Mas enfim, foi uma leitura proveitosa que eu adorei durante boa parte e detestei em determinados momentos; em que aprendi um pouco sobre o chassidismo e que me fez refletir sobre vida, feminismo, religião e sociedade. É bem simplista pensar no judaísmo como um todo, o meio judaico é cheio de ramificações.
Excertos:
No seminário, após o anúncio de noivado de uma das moças, sempre havia dança e cantoria. Atara se irritava.
‘(...) queria silenciar a cantoria; queria falar, em alto e bom som, para que todas as moças ouvissem; partilhar com elas que na biblioteca de Paris ela tinha lido que os nazistas poderiam ter sido derrotados muito antes se forças tivessem se unido, mas líderes religiosos, receando a assimilação, optaram por se organizar contra os bolcheviques que estavam combatendo os nazistas, optaram por não se unir com judeus menos religiosos ou seculares.’
A resposta do pai de Atara quando ela fala em estudar Medicina:
‘Você sabe que é proibido seguir um currículo de estudo seculares? (...) Você já é quase uma mulher crescida e logo isso vai depender do seu marido, mas, até lá, é minha obrigação protegê-la, mesmo contra a sua vontade. Eu preciso assegurar que você não macule o nome da nossa família e ponha em risco seu futuro e o futuro do seus irmãos.’
‘Era egoísta um coração que sonhava em viver a própria vida?’
Notas:
*Judaísmo chassídico ou hassídico - movimento surgido no interior do judaísmo ortodoxo, que promove a espiritualidade através da popularização e internalização do misticismo judaico, como um aspecto fundamental da fé judaica. Hoje, o termo é usado estritamente para referir-se a uma tendência desenvolvida pelo rabino Israel Ben Eliezer (Shem Tov) em reação ao judaísmo legalista, mais intelectualizado.
**Satmar - comunidade chassídica proveniente da cidade de Szatmár, na região da Transilvânia do Norte, que já foi território húngaro e hoje pertence à Romênia. Após a 2ª Guerra Mundial, seu fundador, o rabino Joel Teitelbaum, estabeleceu-se em Williamsburg, distrito do Brooklin, em Nova York, com um pequeno grupo de seguidores. Satmar tornou-se um dos maiores movimentos hassídicos do mundo; hoje estima-se que há entre 65 e 75 mil adeptos. Caracteriza-se pelo ultraconservadorismo, isolacionismo, antissionismo e rejeição à cultura moderna.
***Guarda de Ferro (ou Legião do Arcanjo Miguel) - movimento e partido político romeno ultranacionalista, fascista, anticigano, anti-húngaro e antissemita, fundado em 1927 por Corneliu Zelea Codreanu e bastante atuante até a época da 2ª Guerra Mundial. Seu líder era chamado de Capitão e deteve autoridade absoluta sobre a organização até sua morte. As visões dele influenciaram a extrema direita moderna. Grupos que o reivindicam como precursor incluem Nova Direita (movimento nacionalista da Romênia) e outros sucessores romenos da Guarda de Ferro, Terceira Posição Internacional e várias organizações neofascistas na Itália e em outras partes da Europa.

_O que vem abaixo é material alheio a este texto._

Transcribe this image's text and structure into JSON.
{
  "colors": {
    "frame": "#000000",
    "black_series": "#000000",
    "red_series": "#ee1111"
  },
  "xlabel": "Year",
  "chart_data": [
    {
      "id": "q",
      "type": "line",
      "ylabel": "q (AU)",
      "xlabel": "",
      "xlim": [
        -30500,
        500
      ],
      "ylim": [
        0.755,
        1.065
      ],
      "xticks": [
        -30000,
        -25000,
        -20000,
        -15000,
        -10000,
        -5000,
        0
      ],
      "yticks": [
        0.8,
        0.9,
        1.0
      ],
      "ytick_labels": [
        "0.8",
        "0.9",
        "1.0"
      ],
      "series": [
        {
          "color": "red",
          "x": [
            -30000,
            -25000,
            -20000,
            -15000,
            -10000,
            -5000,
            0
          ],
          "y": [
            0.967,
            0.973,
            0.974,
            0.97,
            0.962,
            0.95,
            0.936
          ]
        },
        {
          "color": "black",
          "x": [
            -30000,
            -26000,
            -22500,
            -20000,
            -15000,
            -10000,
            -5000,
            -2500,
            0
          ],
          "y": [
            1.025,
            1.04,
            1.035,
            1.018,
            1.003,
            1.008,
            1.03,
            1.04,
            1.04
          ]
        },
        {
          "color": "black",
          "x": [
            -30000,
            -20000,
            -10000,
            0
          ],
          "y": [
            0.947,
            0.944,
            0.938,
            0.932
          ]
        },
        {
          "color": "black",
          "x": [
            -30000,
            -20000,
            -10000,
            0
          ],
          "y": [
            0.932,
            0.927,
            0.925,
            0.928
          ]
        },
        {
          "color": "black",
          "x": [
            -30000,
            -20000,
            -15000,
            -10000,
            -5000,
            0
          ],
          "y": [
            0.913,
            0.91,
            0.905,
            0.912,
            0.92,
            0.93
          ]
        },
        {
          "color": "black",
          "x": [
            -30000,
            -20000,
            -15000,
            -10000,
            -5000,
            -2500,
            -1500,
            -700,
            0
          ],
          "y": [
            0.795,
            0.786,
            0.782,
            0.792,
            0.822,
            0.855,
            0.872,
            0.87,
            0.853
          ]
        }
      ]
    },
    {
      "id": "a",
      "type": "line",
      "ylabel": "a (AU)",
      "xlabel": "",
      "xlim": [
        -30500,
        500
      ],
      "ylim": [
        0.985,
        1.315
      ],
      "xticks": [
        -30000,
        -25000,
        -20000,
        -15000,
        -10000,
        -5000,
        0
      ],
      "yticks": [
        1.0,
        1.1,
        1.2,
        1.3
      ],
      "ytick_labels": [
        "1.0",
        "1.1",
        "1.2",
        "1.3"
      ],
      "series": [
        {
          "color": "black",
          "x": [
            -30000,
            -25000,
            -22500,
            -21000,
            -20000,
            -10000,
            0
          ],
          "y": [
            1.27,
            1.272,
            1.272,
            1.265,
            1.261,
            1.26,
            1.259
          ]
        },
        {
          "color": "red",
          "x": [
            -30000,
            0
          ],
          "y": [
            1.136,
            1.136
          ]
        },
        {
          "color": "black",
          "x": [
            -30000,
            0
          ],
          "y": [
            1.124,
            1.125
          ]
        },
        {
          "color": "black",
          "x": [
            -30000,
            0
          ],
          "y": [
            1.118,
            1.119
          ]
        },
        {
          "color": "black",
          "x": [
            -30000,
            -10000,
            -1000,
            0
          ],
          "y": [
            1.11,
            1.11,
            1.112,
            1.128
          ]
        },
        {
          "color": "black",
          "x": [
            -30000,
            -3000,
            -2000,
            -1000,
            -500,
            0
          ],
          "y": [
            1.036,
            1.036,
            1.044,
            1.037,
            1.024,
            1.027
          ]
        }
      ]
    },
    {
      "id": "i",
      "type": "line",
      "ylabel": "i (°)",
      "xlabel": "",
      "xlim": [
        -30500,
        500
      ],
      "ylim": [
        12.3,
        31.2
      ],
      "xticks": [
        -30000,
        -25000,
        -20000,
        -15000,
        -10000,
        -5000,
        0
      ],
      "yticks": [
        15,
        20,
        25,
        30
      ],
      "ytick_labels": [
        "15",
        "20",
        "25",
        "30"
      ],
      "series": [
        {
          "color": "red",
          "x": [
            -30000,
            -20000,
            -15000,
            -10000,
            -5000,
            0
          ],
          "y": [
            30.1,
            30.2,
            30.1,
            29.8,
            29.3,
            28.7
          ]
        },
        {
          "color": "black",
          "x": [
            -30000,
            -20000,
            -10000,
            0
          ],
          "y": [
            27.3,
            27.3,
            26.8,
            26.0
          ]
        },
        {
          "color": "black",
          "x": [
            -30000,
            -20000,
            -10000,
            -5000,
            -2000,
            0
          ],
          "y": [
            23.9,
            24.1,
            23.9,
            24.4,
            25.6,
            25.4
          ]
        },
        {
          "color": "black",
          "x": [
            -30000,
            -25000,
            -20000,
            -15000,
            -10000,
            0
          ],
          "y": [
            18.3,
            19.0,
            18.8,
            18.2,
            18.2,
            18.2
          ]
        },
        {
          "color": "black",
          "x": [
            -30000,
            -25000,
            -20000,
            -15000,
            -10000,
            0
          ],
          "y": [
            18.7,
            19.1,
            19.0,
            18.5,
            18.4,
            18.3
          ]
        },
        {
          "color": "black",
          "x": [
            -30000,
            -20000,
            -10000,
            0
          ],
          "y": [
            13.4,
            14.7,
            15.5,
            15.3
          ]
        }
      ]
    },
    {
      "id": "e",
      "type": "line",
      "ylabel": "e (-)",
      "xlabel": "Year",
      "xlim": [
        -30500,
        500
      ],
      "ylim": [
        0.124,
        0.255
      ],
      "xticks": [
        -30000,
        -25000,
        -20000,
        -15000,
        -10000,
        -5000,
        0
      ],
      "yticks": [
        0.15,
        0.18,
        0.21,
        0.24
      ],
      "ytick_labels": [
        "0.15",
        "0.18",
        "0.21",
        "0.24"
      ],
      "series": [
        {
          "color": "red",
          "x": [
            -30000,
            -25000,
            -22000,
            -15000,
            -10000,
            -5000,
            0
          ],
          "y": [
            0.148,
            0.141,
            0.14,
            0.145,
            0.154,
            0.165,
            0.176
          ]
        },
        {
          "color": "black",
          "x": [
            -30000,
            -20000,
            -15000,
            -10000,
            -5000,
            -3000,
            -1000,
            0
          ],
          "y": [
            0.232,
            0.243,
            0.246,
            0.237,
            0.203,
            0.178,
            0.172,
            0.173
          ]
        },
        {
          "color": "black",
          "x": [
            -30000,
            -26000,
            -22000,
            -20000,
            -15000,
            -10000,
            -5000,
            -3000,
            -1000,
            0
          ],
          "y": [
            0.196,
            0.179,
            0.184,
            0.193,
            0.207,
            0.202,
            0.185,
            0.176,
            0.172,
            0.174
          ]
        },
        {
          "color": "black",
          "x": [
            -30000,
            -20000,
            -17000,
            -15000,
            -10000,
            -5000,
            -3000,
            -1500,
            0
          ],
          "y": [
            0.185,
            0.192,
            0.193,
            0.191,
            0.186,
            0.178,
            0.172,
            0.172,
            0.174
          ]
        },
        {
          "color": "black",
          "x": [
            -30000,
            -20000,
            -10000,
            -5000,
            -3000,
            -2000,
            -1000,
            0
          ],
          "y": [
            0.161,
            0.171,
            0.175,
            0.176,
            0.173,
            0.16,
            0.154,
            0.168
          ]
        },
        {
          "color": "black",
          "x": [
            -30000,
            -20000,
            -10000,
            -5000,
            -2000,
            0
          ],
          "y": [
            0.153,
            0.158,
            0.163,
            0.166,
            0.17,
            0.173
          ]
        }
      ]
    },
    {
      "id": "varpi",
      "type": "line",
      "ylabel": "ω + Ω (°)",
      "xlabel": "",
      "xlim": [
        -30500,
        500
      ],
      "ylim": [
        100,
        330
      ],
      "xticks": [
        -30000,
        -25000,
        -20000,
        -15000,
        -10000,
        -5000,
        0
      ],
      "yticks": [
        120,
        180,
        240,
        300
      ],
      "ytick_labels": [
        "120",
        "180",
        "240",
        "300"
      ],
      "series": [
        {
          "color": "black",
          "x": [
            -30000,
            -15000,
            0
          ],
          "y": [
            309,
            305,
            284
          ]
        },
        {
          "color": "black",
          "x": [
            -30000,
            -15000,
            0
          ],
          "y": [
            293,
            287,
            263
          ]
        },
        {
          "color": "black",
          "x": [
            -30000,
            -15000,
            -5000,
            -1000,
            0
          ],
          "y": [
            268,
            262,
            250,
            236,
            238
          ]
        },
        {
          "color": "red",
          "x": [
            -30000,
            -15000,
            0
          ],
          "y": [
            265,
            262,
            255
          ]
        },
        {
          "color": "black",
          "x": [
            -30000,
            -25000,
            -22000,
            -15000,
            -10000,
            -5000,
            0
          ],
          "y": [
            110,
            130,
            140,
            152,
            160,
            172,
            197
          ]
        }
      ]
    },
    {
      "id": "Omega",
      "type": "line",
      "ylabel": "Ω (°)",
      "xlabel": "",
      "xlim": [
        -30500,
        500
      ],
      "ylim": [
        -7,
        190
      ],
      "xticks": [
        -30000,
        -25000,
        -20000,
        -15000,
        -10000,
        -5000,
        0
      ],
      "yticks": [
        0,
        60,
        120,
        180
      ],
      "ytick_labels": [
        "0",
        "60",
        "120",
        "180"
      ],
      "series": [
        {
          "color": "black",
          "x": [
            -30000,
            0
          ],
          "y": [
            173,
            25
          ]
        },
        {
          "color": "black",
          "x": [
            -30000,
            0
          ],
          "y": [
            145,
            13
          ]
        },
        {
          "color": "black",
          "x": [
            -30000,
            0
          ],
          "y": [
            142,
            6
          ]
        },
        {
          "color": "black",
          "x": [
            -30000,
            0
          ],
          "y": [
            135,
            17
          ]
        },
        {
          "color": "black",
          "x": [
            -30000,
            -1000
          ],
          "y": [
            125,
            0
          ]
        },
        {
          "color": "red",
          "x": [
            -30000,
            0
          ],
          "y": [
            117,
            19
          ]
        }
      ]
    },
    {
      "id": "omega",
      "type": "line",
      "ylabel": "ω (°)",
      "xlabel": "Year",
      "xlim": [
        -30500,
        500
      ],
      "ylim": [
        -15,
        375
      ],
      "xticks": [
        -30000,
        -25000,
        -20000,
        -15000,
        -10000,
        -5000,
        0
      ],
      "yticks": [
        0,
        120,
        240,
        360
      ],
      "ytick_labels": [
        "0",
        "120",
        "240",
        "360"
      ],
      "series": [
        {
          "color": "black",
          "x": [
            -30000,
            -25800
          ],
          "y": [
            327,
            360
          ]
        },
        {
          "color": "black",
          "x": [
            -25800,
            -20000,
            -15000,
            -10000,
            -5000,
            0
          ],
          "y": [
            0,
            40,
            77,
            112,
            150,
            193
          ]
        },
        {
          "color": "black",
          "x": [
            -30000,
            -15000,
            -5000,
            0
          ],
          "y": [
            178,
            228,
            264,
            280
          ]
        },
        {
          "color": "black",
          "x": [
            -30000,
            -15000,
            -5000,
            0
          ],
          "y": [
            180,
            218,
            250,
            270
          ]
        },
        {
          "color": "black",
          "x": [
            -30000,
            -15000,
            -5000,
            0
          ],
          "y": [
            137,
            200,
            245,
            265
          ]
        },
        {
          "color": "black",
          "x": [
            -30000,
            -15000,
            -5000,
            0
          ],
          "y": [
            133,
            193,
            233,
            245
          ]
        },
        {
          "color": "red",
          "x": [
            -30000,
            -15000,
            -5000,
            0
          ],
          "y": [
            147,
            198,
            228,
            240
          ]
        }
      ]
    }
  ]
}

Unorthodox (Não Ortodoxa) e Making Unorthodox são séries exibidas atualmente pela Netflix. A primeira, em quatro episódios, baseia-se no livro ‘Unorthodox: The Scandalous Rejection of My Hasidic Roots’, de Deborah Feldman. Algo como: ‘Não ortodoxa: a escandalosa rejeição a minhas raizes hassídicas’. A segunda explica como a série foi feita.
Curiosidades:
=> O shtreimel é o item mais caro da vestimenta dos chassídicos. É usado por homens casados no Shabat, em feriados judaicos e outras celebrações. É feito de veludo e pele de zibelina. São necessárias 7, 13, 18, 26, ou mais raramente, 42 caudas do animal para fazer um único chapéu.
=> Um pouco antes de se casar, o cabelo da noiva é raspado e ela passa a usar peruca, a fim de protegê-la dos olhares dos homens. É um sinal para o mundo, também, de que ela está casada. Algumas judias ortodoxas usam lenços para cobrir os cabelos.